POLITICO: As Erdogan rules the airwaves, MEPs fret about vote - Hoofdinhoud
The president controls the media, but for the first time a Kurdish opposition party could enter the parliament - if it passes the 10% threshold.
With just a couple of days to go to Turkey’s general election on June 7, a clear victory for President Recep Tayyip Erdogan’s Justice and Development Party (AKP) is hanging in the balance despite a campaign heavily dominated by his conservative political party that has ruled the country since 2002.
The Turkish opposition has to cope with unequal access to media and fewer opportunities than the AKP to put their message across, says Dutch Labor Party MEP Kati Piri, a member of the European Parliament’s foreign affairs committee who visited Turkey last week.

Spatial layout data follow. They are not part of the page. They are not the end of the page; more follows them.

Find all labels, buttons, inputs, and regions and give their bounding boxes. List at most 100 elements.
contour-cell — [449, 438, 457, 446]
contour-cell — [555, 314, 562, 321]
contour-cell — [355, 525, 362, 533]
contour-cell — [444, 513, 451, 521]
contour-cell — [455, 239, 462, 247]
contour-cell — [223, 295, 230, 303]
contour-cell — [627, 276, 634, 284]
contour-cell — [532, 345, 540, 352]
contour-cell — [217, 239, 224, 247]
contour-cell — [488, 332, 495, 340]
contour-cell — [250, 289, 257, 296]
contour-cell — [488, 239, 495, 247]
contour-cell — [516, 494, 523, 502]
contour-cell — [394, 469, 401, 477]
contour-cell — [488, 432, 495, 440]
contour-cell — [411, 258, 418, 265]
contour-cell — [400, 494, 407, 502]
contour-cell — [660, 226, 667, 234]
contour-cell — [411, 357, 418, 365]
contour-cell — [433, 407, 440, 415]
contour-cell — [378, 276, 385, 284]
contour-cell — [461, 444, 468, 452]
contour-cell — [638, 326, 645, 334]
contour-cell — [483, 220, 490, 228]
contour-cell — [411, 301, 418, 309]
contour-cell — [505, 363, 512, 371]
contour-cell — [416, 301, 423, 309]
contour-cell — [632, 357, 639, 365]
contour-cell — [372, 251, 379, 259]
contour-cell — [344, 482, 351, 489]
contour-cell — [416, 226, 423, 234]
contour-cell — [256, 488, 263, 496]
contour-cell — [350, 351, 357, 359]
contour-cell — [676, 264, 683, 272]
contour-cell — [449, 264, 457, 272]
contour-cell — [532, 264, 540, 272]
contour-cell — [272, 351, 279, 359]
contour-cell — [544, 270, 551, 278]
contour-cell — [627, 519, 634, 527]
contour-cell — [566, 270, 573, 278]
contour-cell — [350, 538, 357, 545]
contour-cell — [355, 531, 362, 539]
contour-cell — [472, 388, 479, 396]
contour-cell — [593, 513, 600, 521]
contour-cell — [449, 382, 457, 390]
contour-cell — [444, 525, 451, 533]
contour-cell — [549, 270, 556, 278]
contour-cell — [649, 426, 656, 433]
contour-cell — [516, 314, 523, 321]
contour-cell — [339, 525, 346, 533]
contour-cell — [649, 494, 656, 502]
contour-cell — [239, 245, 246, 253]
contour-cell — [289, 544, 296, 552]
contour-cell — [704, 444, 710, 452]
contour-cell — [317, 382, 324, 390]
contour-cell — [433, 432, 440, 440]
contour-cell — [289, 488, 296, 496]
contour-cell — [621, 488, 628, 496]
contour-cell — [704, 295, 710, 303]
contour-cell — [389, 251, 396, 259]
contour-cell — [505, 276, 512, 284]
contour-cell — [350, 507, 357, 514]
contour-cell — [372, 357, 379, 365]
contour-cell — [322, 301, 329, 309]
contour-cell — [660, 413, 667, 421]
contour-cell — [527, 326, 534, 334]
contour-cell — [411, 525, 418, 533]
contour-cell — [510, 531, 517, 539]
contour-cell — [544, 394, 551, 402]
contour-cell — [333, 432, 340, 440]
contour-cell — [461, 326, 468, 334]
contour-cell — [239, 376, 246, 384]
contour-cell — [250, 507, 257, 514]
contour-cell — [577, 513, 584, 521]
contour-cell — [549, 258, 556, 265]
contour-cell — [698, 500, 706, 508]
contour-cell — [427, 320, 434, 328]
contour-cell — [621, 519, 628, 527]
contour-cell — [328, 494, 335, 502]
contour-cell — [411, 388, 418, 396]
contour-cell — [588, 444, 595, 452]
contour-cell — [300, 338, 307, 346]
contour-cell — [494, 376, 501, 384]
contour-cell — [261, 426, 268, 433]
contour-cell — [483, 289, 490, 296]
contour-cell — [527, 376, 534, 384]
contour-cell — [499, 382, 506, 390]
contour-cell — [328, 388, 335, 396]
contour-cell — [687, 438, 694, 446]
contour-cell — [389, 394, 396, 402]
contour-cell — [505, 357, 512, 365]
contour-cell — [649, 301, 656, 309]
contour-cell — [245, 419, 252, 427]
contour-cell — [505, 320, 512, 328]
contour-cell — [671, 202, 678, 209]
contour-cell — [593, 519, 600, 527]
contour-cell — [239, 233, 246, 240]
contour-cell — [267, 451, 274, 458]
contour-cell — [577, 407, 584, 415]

Pressure exerted on journalists make it even more difficult to inform voters of the full range of political programs and the accountability of their elected representatives, she said.
The Organization for Security and Co-operation in Europe (OSCE), which monitors elections for fairness, published an interim report documenting complaints about limitations on media freedom and about the Turkish president’s involvement in the electoral campaign.
Piri, who was in Turkey from May 26 to 31 speaking to political parties and human rights groups, says Erdogan’s AKP might struggle to get an outright majority and additional opposition parties could enter the parliament if they manage to pass the 10% threshold.
Listen to Piri saying that the pro-Kurdish party HDP is at the brinks of entering the Turkish parliament:
Traditionally, western Turkey is a stronghold for opposition parties while in the southeastern Turkish region of Diyarbakir it is the influx of migrants from Syria, who are mostly based in refugee camps there, that is becoming a major political issue.
Listen to Piri saying that the Izmir region deals with an influx of 200,000 refugees fleeing from Syria.
The European Parliament is in favor of constitutional reform in Turkey — something on which Turkish parliamentary parties could not agree on in the last legislative period — to strengthen democracy. At the same time, however, there are fears that Erdogan might engineer a change in the constitution that would grant him stronger powers as president.
In the European Parliament’s annual progress report, which was drafted by Piri and should be put to the vote in June plenary, MEPs expressed concerns about media freedom, freedom of expression and the independent judiciary. Despite that, Piri calls the report “the most constructive in years” and says the European Parliament should not “shut the door to Turkey.”
“It is in the interest of all Europeans and the Turkish people itself that there is a democratic and prosperous Turkey which is a partner of the European Union.”
Erdogan himself has been outspoken of EU “interference”, responding to criticism by EU leaders about arrests of journalists by saying: “The EU should mind its own business.”
Although Turkish society has become more polarized, Piri says one of the few things all parties agree on is the need to continue the EU accession process, launched by the Erdogan government in 2005.
Listen to Piri saying that the AK Party has made progress over the long term, but short-term developments are worrying.
In its progress report, the European Parliament calls upon the EU to be more supportive of independent Turkish media. “The EU can make political statements but also in terms of financial means: we can give incentives for these groups that then know they have the support of cross-party groups in the Parliament,” said Piri.